The changes also expand the government’s ability to call on a previous titleholder to pay for decommissioning and environmental remediation if they sell a title and the new titleholder is then unable to meet their financial obligations.

Minister for Resources & Water Keith Pitt on Thursday said the legislation makes sure taxpayers are not left to pick up the costs of future decommissioning work on offshore oil and gas projects.

“The trailing liability provisions will be an action of last resort when all other safeguards have been exhausted and will reduce the risk that the financial costs of decommissioning will be left to Australian taxpayers,” Pitt said.

“It also sets the expectation that sellers will undertake appropriate due diligence before selling assets, titles and infrastructure, so they can avoid being called back to decommission and remediate title areas.”

Administration will also be improved, enabling electronic lodgement of applications and documents, the minister said.

The measures in the bill, which will start six months after royal assent, were developed following extensive consultation with industry.
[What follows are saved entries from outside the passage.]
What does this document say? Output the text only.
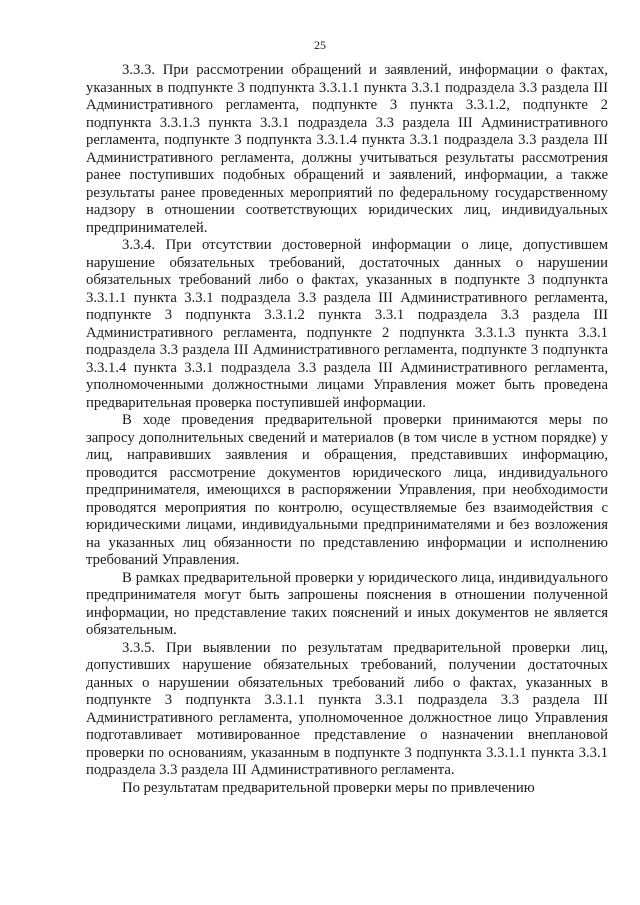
25

3.3.3. При рассмотрении обращений и заявлений, информации о фактах, указанных в подпункте 3 подпункта 3.3.1.1 пункта 3.3.1 подраздела 3.3 раздела III Административного регламента, подпункте 3 пункта 3.3.1.2, подпункте 2 подпункта 3.3.1.3 пункта 3.3.1 подраздела 3.3 раздела III Административного регламента, подпункте 3 подпункта 3.3.1.4 пункта 3.3.1 подраздела 3.3 раздела III Административного регламента, должны учитываться результаты рассмотрения ранее поступивших подобных обращений и заявлений, информации, а также результаты ранее проведенных мероприятий по федеральному государственному надзору в отношении соответствующих юридических лиц, индивидуальных предпринимателей.

3.3.4. При отсутствии достоверной информации о лице, допустившем нарушение обязательных требований, достаточных данных о нарушении обязательных требований либо о фактах, указанных в подпункте 3 подпункта 3.3.1.1 пункта 3.3.1 подраздела 3.3 раздела III Административного регламента, подпункте 3 подпункта 3.3.1.2 пункта 3.3.1 подраздела 3.3 раздела III Административного регламента, подпункте 2 подпункта 3.3.1.3 пункта 3.3.1 подраздела 3.3 раздела III Административного регламента, подпункте 3 подпункта 3.3.1.4 пункта 3.3.1 подраздела 3.3 раздела III Административного регламента, уполномоченными должностными лицами Управления может быть проведена предварительная проверка поступившей информации.

В ходе проведения предварительной проверки принимаются меры по запросу дополнительных сведений и материалов (в том числе в устном порядке) у лиц, направивших заявления и обращения, представивших информацию, проводится рассмотрение документов юридического лица, индивидуального предпринимателя, имеющихся в распоряжении Управления, при необходимости проводятся мероприятия по контролю, осуществляемые без взаимодействия с юридическими лицами, индивидуальными предпринимателями и без возложения на указанных лиц обязанности по представлению информации и исполнению требований Управления.

В рамках предварительной проверки у юридического лица, индивидуального предпринимателя могут быть запрошены пояснения в отношении полученной информации, но представление таких пояснений и иных документов не является обязательным.

3.3.5. При выявлении по результатам предварительной проверки лиц, допустивших нарушение обязательных требований, получении достаточных данных о нарушении обязательных требований либо о фактах, указанных в подпункте 3 подпункта 3.3.1.1 пункта 3.3.1 подраздела 3.3 раздела III Административного регламента, уполномоченное должностное лицо Управления подготавливает мотивированное представление о назначении внеплановой проверки по основаниям, указанным в подпункте 3 подпункта 3.3.1.1 пункта 3.3.1 подраздела 3.3 раздела III Административного регламента.

По результатам предварительной проверки меры по привлечению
The measures adopt recommendations from the Walker Review, which looked into the circumstances leading to the liquidation of Northern Oil & Gas Australia (Noga).

Noga in 2019 went into administration leaving the Northern Endeavour floating production, storage and offloading vessel stranded off the Australian coast.

The Australian government only recently invited expressions of interest for the first phases of decommissioning of the stranded floater, plus associated infrastructure at two oilfields.

Pitt said the legislative changes built on a robust regulatory framework that has supported the offshore oil and gas industry, which “has delivered enormous benefits to Australia through investment, exports and employment over the past 50 years”.

“The measures strike the right balance between investment in the offshore oil and gas industry and managing a maturing industry, demonstrating this government’s ongoing commitment to a best practice, globally recognised oil and gas sector.”

The measures in the Offshore Petroleum and Greenhouse Gas Storage Amendment (Titles Administration and Other Measures) Bill 2021 passed the Australian parliament on 24 August. It will become law six months after they receive Royal Assent, with the trailing liability provisions applying from 1 January 2021.